Of Mr. Serjeant Shee’s address to the jury in the defence of the prisoner, which occupied, without wearying, the attention of the Court during eight hours on the seventh day, only a brief analysis can be given. The main points on which he insisted were—First, the erroneous nature of the medico-scientific evidence in referring the symptoms exhibited in Cook’s case to tetanus from strychnia, on which he was prepared to contradict it by witnesses of equal character and credit in the profession. Secondly, the probability, amounting as near as possible to a certainty, that if the death had been occasioned by strychnia, the presence of that poison should have been detected by the analysts. Thirdly, the similarity of the symptoms in the case to those of cases of traumatic or idiopathic tetanus of late occurrence, to be described by the doctors who had attended them. As the mass of evidence by which he sought to support these propositions has been already reported, it is needless to recur to it. We may therefore pass on to the moral evidence, only pausing to extract the noble passage descriptive of the mechanism of the human frame, with which he introduced the former subject, and his picture of Cook’s state of mind from before his victory at Shrewsbury until his death.
“‘A little learning is a dangerous thing.’

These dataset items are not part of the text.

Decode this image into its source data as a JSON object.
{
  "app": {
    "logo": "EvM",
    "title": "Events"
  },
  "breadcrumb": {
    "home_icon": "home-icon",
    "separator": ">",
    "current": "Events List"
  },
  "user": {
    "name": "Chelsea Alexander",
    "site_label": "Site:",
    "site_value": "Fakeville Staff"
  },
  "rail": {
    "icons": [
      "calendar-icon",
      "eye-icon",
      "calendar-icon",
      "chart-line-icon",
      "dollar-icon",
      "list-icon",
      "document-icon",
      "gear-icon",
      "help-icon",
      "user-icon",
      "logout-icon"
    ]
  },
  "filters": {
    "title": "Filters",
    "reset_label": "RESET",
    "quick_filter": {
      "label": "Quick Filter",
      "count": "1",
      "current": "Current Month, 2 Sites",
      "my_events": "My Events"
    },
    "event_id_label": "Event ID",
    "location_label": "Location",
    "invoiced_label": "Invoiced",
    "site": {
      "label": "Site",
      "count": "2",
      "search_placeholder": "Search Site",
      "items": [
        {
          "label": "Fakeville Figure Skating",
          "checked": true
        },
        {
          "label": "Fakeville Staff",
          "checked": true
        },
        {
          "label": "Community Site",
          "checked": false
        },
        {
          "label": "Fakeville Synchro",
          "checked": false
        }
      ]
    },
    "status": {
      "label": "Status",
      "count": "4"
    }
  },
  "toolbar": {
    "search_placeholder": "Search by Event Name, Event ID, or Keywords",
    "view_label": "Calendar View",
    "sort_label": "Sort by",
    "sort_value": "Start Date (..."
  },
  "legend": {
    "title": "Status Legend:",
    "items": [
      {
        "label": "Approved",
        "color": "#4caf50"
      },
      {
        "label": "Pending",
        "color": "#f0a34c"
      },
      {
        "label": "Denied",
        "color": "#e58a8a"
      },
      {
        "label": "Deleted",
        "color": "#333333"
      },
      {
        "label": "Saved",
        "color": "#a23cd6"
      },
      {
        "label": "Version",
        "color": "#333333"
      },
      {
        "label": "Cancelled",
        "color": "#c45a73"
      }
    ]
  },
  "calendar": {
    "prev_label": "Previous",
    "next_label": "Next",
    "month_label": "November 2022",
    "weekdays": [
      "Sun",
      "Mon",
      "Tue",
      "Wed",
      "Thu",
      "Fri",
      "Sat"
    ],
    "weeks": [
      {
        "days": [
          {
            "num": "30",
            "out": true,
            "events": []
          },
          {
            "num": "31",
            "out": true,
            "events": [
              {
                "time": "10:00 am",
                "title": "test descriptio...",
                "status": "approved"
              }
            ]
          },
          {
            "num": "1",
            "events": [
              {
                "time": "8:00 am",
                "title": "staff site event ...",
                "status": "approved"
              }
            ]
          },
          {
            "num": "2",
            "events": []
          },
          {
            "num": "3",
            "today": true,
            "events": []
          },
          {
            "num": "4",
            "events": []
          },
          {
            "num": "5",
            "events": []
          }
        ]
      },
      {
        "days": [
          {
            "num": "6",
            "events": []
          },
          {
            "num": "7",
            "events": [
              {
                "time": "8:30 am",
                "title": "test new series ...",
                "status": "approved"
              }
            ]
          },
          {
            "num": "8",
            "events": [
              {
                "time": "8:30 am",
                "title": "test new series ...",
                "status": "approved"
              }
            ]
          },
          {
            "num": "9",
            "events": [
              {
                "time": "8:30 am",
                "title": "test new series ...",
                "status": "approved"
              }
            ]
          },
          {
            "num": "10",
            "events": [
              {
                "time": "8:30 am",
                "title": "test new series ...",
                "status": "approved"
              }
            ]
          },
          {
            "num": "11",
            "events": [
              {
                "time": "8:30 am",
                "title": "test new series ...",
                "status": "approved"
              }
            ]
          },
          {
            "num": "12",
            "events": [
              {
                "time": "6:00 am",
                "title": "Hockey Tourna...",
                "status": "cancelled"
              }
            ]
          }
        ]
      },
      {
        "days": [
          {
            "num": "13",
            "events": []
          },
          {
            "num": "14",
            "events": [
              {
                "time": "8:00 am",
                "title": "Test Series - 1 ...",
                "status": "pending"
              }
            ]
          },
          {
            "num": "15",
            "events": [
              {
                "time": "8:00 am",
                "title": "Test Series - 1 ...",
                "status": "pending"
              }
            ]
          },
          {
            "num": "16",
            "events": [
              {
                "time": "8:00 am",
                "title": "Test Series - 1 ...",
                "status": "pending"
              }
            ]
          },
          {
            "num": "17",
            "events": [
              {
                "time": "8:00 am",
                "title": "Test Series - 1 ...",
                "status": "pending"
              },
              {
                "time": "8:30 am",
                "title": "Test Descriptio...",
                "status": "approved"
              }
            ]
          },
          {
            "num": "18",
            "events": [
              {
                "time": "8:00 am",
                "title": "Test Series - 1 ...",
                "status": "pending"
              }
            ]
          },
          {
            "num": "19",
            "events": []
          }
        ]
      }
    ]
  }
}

“It appears to me there never was a case in which the adage was so applicable as it is in this. Of all the works of God, the one best calculated to fill us with wonder and admiration, and convince us of our dependence on our Maker, and the utter nothingness of ourselves, is the mortal coil in which we live, and breathe, and think, and have our being. Every minute of our lives, functions are performed at our will, the unerring accuracy of which nothing but omniscience and omnipotence could have secured. We feel and see exactly what takes place, and yet the moment we attempt to explain what takes place, the instant we endeavour to get a reason for what we know, and see, and do, the mystery of creation—‘God created man in his own image, in the image of God created he them’—arrests our course, and we are flung back on conjecture and doubt. We know in a sense—we suppose—that the soft medullary substance which is within the cavity of the head is the seat of thought, of sensation, and of will. We know that that soft medullary substance is continued down the middle of the back, protected by a bony duct or canal, within which it lies embedded, and we know that from the sides of that bony duct and from this medullary substance proceed an infinite variety of nerves (the conduits of sensation from all parts of the body to the soul) and of muscles connected and dependent on them, the instruments of voluntary motion. This we know; and we know that by that process all the ordinary actions of ourselves, at our will, are effected with the most wonderful precision. Sometimes, however, these nerves and muscles depart from their normal character, and instead of being the mere instruments of the soul, become irregular, convulsive, tumultuary, vindicating to themselves a sort of independent vitality, totally regardless of the authority to which they are ordinarily subject. When thrown into this state of excitement, their effects are known by the general name of convulsions. It is remarkable, unlike most other fine names, they are not of modern adaptation. The ancients had them to express the very same thing. The spasmodic and tetanic affections were known then, and as much about them hundreds and thousands of years ago as is known now. Tetanic convulsions have been divided in later times into two specific branches of tetanus—idiopathic and traumatic.”
In opening the portion of his case that Cook’s death was attributable to causes other than strychnia, Serjeant Shee adroitly concealed the names of the diseases to which his witnesses were prepared to attribute it. Until, therefore, his cloud of witnesses had been passed through, the prosecution did not know, except from the cross-examination of their own medico-scientific witnesses, to what technical points they had to shape their reply.